Rufus Wainwright’s House Rules

 

RUFUS WAINWRIGHT. PHOTO COURTESY OF MATTHIAS CLAMER

“Thank God we didn’t do the masks,” Rufus Wainwright said backstage in London on Saturday night. “That would have been so wrong.”

Hardly. For an artist who flits so effortlessly from pop to jazz to folk to opera that multitalented scarcely seems a strong enough word—ambidextrous, maybe?—anything seems to go, and everything seems to work. During his five shows as resident artist in the city’s legendary Royal Opera House, Wainwright was on a mission to conquer it all. The first solo artist to be given free range for a five-night residency at the red-velvet-trimmed venue, the singer created four distinct sets. They included two reprisals of his 2006 tribute to Judy Garland’s famed 1962 concert at Carnegie Hall; nights with sister, Martha Wainwright, and father, Loudon Wainwright III; and, finally, a concert version of his opera Prima Donna and a variety show of Wainwright’s songs.  “[This] will certainly go down as some kind of Olympian triumph, at least to my fans,” he said. “I feel a bit like an exhausted octopus. It was an incredible experience.”

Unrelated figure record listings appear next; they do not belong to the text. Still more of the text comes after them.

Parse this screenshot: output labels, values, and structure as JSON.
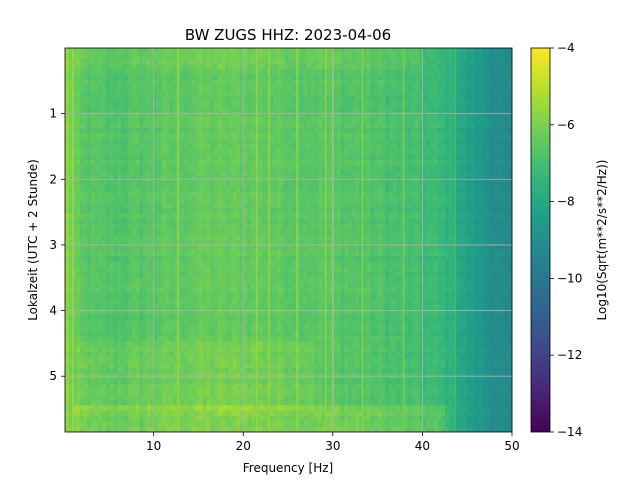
{
  "chart_data": {
    "type": "heatmap",
    "title": "BW ZUGS  HHZ: 2023-04-06",
    "xlabel": "Frequency [Hz]",
    "ylabel": "Lokalzeit (UTC + 2 Stunde)",
    "xlim": [
      0.1,
      50
    ],
    "ylim": [
      5.85,
      0.0
    ],
    "y_inverted": true,
    "xticks": [
      10,
      20,
      30,
      40,
      50
    ],
    "yticks": [
      1,
      2,
      3,
      4,
      5
    ],
    "grid": true,
    "colormap": "viridis",
    "colorbar": {
      "label": "Log10(Sqrt(m**2/s**2/Hz))",
      "range": [
        -14,
        -4
      ],
      "ticks": [
        -4,
        -6,
        -8,
        -10,
        -12,
        -14
      ]
    },
    "spectrum_profile": {
      "freq_hz": [
        0.1,
        1,
        2,
        5,
        10,
        15,
        20,
        25,
        30,
        35,
        38,
        40,
        42,
        43.5,
        45,
        47,
        50
      ],
      "log10_asd": [
        -5.5,
        -6.3,
        -6.6,
        -6.8,
        -6.6,
        -6.4,
        -6.4,
        -6.5,
        -6.6,
        -6.8,
        -7.0,
        -7.1,
        -7.3,
        -7.7,
        -8.3,
        -8.8,
        -9.4
      ]
    },
    "bright_lines_hz": [
      1.0,
      12.7,
      21.5,
      22.9,
      26.0,
      29.2,
      30.0,
      33.3,
      37.9,
      43.6
    ],
    "loud_episodes": [
      {
        "start_h": 4.45,
        "end_h": 5.5,
        "f_min_hz": 1.5,
        "f_max_hz": 28,
        "delta_log10": 0.35
      },
      {
        "start_h": 5.48,
        "end_h": 5.85,
        "f_min_hz": 1,
        "f_max_hz": 43,
        "delta_log10": 0.6
      },
      {
        "start_h": 0.0,
        "end_h": 0.3,
        "f_min_hz": 1,
        "f_max_hz": 40,
        "delta_log10": 0.25
      }
    ]
  }
}
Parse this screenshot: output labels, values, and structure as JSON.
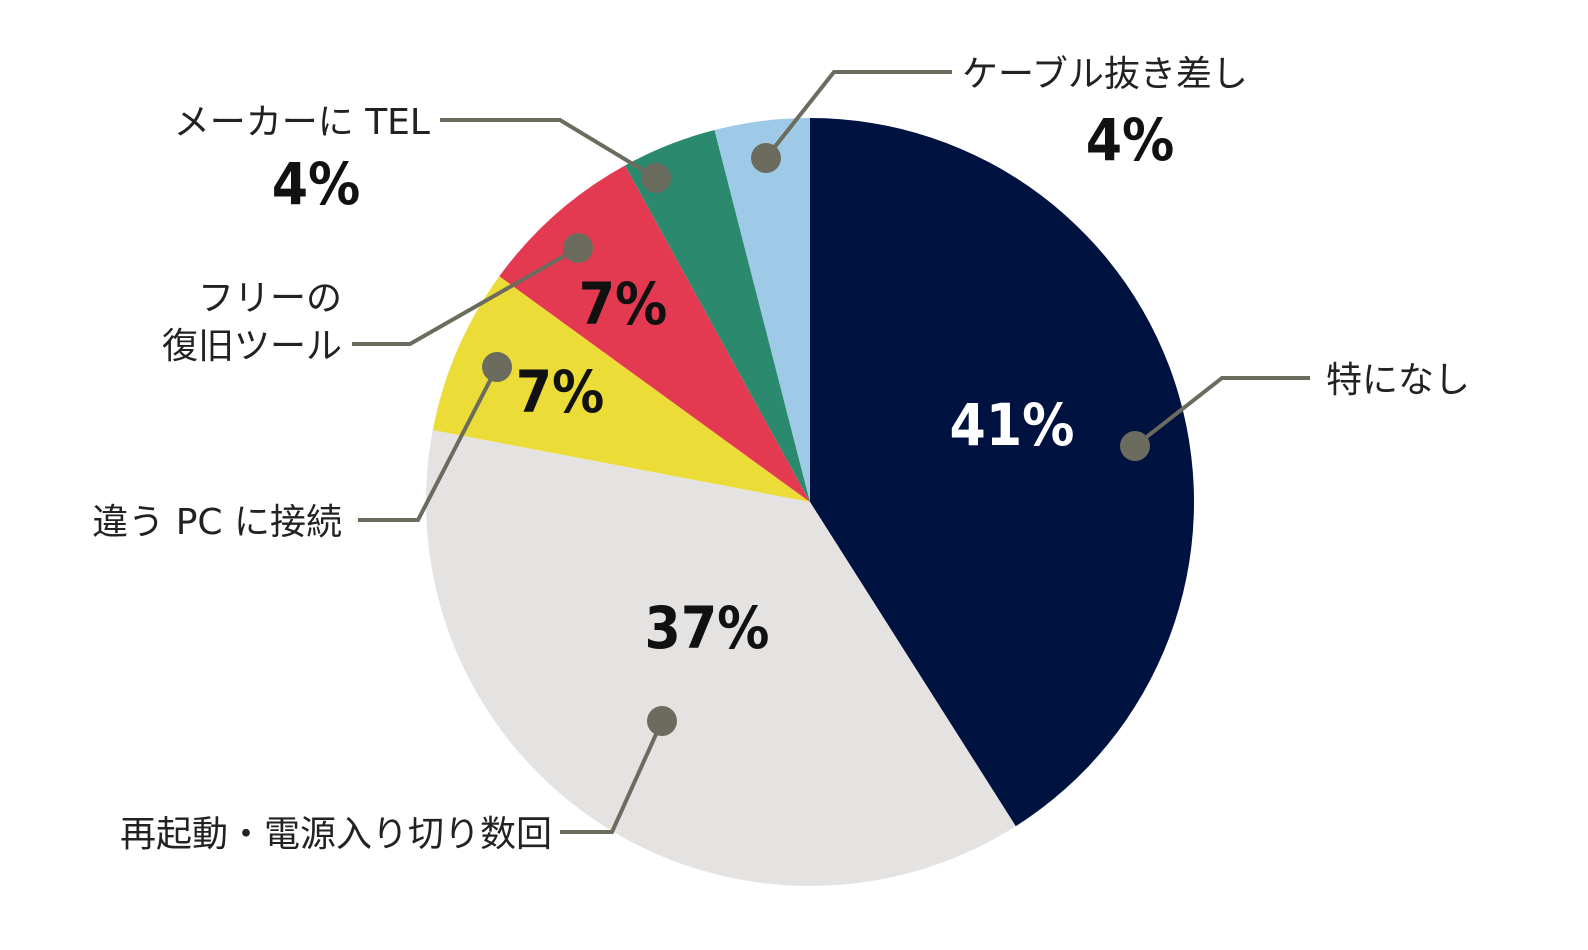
{
  "chart_data": {
    "type": "pie",
    "title": "",
    "series": [
      {
        "name": "特になし",
        "value": 41,
        "label": "41%",
        "color": "#00123f",
        "label_color": "#ffffff"
      },
      {
        "name": "再起動・電源入り切り数回",
        "value": 37,
        "label": "37%",
        "color": "#e5e3e1",
        "label_color": "#111111"
      },
      {
        "name": "違う PC に接続",
        "value": 7,
        "label": "7%",
        "color": "#ecdc37",
        "label_color": "#111111"
      },
      {
        "name": "フリーの\n復旧ツール",
        "value": 7,
        "label": "7%",
        "color": "#e33a52",
        "label_color": "#111111"
      },
      {
        "name": "メーカーに TEL",
        "value": 4,
        "label": "4%",
        "color": "#2b8a6d",
        "label_color": "#111111"
      },
      {
        "name": "ケーブル抜き差し",
        "value": 4,
        "label": "4%",
        "color": "#9ecae7",
        "label_color": "#111111"
      }
    ],
    "legend": "none (callout labels)"
  }
}
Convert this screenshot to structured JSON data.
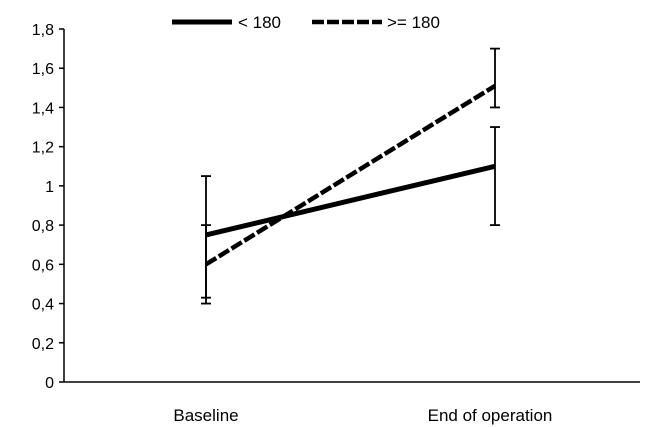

The lineup for Saturday’s finale show? Refreshed numbers from way back in the artist’s collection, like the private-school ode “Milbrook,” alongside selected Berlioz compositions (yes, that Berlioz) and an Irish folk song performed alongside Prima Donna star Janis Kelly. The night closed out with a particularly poignant debut of “Candles,” a song Wainwright had written about his recently passed mother Kate McGarrigle, but dedicated this weekend to Amy Winehouse, who shook the city as well as the artist with her passing just a few hours before Wainwright’s show. “It’s a terrible sad thing of Amy dying today,” Wainwright said. “I think it added a certain tinge to the last evening, which was appropriate.”

“I’ve always gravitated towards opera, and the Royal Opera House is quite possibly the greatest opera house on earth. And now we know it is! I’ve christened it so with my residency,” Wainwright joked. “So come on Met, come on La Scala!” We dare say they’re next.